Once you've prepared the input pellets file with clients and either have you own configuration file or know which present you want to use, you can the the following scripts to run DNS Shotgun.

$ replay.py -r pellets.pcap -c udp -s ::1

Tip

Use the --help option to explore other options.

During the replay, there is quite a bit of logging information that look like this.

UDP-01 notice: total processed:       267; answers:         0; discarded:         2; ongoing:       172

The important thing to look out for is the number of discarded packets. In case nearly all the packets are discarded or a large portion of them, it almost certainly indicates some improper setup or input data. The test should be aborted and the reason should be investigated. Increasing the -v/--verbosity level might help.

Binding to multiple source addresses

When sending traffic against a single IP/port combination of the target server, the source IP address has a limited number of ports it can utilize. A single IP address is insufficient to achieve hundreds of thousands of clients.

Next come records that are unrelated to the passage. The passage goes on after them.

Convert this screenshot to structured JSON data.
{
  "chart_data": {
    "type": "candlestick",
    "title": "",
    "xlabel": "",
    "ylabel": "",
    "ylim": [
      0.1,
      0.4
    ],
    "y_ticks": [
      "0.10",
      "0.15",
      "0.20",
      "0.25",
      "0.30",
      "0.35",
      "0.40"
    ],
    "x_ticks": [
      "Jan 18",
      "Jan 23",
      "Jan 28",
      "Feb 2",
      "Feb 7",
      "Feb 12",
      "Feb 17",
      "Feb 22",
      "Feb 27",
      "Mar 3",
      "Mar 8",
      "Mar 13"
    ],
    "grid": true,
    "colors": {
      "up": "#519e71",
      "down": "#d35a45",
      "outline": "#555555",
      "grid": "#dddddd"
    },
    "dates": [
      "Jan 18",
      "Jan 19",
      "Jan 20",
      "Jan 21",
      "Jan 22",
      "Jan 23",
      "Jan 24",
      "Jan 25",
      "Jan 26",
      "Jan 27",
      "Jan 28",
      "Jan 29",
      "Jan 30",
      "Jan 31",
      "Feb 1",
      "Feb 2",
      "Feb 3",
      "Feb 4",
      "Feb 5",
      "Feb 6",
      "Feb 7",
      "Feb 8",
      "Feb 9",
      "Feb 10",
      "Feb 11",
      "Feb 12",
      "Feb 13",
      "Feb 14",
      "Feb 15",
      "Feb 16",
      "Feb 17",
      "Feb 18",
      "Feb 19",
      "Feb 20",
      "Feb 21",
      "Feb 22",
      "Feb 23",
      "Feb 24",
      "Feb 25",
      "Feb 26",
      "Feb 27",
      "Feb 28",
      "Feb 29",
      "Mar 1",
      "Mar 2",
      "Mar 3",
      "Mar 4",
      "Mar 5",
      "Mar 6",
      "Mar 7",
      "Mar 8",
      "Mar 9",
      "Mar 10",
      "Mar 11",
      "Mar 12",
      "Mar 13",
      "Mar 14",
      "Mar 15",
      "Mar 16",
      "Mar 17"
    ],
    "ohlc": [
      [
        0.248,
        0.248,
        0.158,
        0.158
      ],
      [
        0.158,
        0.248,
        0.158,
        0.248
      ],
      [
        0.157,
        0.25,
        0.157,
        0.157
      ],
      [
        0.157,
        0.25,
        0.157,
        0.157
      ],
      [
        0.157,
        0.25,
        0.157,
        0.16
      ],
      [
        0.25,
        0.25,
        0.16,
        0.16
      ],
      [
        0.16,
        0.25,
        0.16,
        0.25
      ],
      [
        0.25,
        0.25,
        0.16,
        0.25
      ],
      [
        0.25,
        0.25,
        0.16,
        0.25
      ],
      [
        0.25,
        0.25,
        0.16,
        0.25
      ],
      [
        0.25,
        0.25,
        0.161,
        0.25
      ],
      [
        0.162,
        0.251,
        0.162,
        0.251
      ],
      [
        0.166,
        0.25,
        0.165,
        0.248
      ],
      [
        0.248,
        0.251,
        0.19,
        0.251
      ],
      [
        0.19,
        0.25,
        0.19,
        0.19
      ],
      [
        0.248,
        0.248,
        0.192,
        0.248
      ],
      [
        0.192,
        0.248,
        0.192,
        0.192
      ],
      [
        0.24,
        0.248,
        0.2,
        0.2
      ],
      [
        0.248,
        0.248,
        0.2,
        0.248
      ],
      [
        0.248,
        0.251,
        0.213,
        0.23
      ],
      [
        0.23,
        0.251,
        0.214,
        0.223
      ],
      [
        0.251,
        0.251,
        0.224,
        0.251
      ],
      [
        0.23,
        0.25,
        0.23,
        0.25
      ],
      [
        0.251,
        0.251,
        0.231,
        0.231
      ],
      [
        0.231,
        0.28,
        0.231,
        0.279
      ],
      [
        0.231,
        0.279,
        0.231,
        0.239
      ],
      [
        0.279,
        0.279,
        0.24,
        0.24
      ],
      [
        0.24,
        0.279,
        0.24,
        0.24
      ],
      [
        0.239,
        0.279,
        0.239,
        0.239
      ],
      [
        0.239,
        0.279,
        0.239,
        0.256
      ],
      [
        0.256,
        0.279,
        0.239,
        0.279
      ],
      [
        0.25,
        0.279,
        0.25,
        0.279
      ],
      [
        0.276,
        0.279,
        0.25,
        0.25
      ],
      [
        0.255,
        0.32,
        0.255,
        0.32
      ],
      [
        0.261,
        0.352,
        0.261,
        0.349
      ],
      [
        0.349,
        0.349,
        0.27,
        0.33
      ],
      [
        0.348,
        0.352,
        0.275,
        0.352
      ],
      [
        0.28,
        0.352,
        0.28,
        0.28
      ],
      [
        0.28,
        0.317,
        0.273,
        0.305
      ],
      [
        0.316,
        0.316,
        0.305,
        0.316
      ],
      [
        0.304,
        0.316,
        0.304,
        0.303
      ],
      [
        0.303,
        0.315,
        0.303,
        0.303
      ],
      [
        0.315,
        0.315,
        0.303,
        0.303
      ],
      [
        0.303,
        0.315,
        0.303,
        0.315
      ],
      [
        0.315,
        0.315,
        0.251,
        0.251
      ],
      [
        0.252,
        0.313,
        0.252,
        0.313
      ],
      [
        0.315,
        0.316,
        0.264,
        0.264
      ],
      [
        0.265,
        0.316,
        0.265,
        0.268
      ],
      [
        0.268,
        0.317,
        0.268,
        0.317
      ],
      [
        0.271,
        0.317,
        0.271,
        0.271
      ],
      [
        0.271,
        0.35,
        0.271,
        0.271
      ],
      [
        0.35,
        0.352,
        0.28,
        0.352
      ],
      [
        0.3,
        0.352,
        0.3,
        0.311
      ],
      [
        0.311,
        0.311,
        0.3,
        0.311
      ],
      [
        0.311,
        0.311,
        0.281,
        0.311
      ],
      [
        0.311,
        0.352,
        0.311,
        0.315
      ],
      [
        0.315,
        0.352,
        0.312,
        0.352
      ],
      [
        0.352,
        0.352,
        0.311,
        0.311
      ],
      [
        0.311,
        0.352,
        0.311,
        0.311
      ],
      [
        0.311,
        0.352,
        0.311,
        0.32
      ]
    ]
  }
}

DNS Shotgun can bind to multiple sources addresses with the -b/--bind-net option. You can specify either IP address or a newtork range using CIDR notation. Multiple values (either IPs, ranges or any combination of those) can be specified. When using CIDR notation, the network and broadcast address won't be used.

$ replay.py -r pellets.pcap -c tcp -s fd00:dead:beef::cafe -b fd00:dead:beef::/124

Tip

Our rule of thumb is to use at least one source IP address per every 30k clients. However, using more addresses is certainly better and can help to avoid weird behaviour, slow performance and other issues that require in-depth troubleshooting.

Note

If you're limited by the number of source addresses you can use, utilizing either IPv6 unique-local addresses (fd00::/8) or private IPv4 ranges could be helpful.

Warning

This is an advanced topic and emulating latency isn't necessary for many scenarios.

Overall latency will affect the user's experience with DNS resolution. It also becomes much more relevant when using TCP and TLS, since the handshakes introduce additional round trips. When benchmarks are done in the data center with two servers that are directly connected to each other with practically no latency, it can provide a skewed view of the expected end user latency.

Luckily, the netem Network Emulator makes it very simple to emulate various network conditions. For example, emulating latency on the sender side can be done quite easily. The following command adds 10 ms latency to outgoing packets, effectively simulating RTT of 10 ms.

$ tc qdisc add dev $INTERFACE root netem limit 10000000 delay 10ms

Tip

For more possibilities, refer to man netem.8. Using a sufficiently large buffer (limit) is essential for proper operation.

However, beware that the settings affect the entire interface. If you're going to emulate latency, it's best if the resolver-client traffic is on a separate interface, so the resolver-upstream traffic isn't negatively impacted.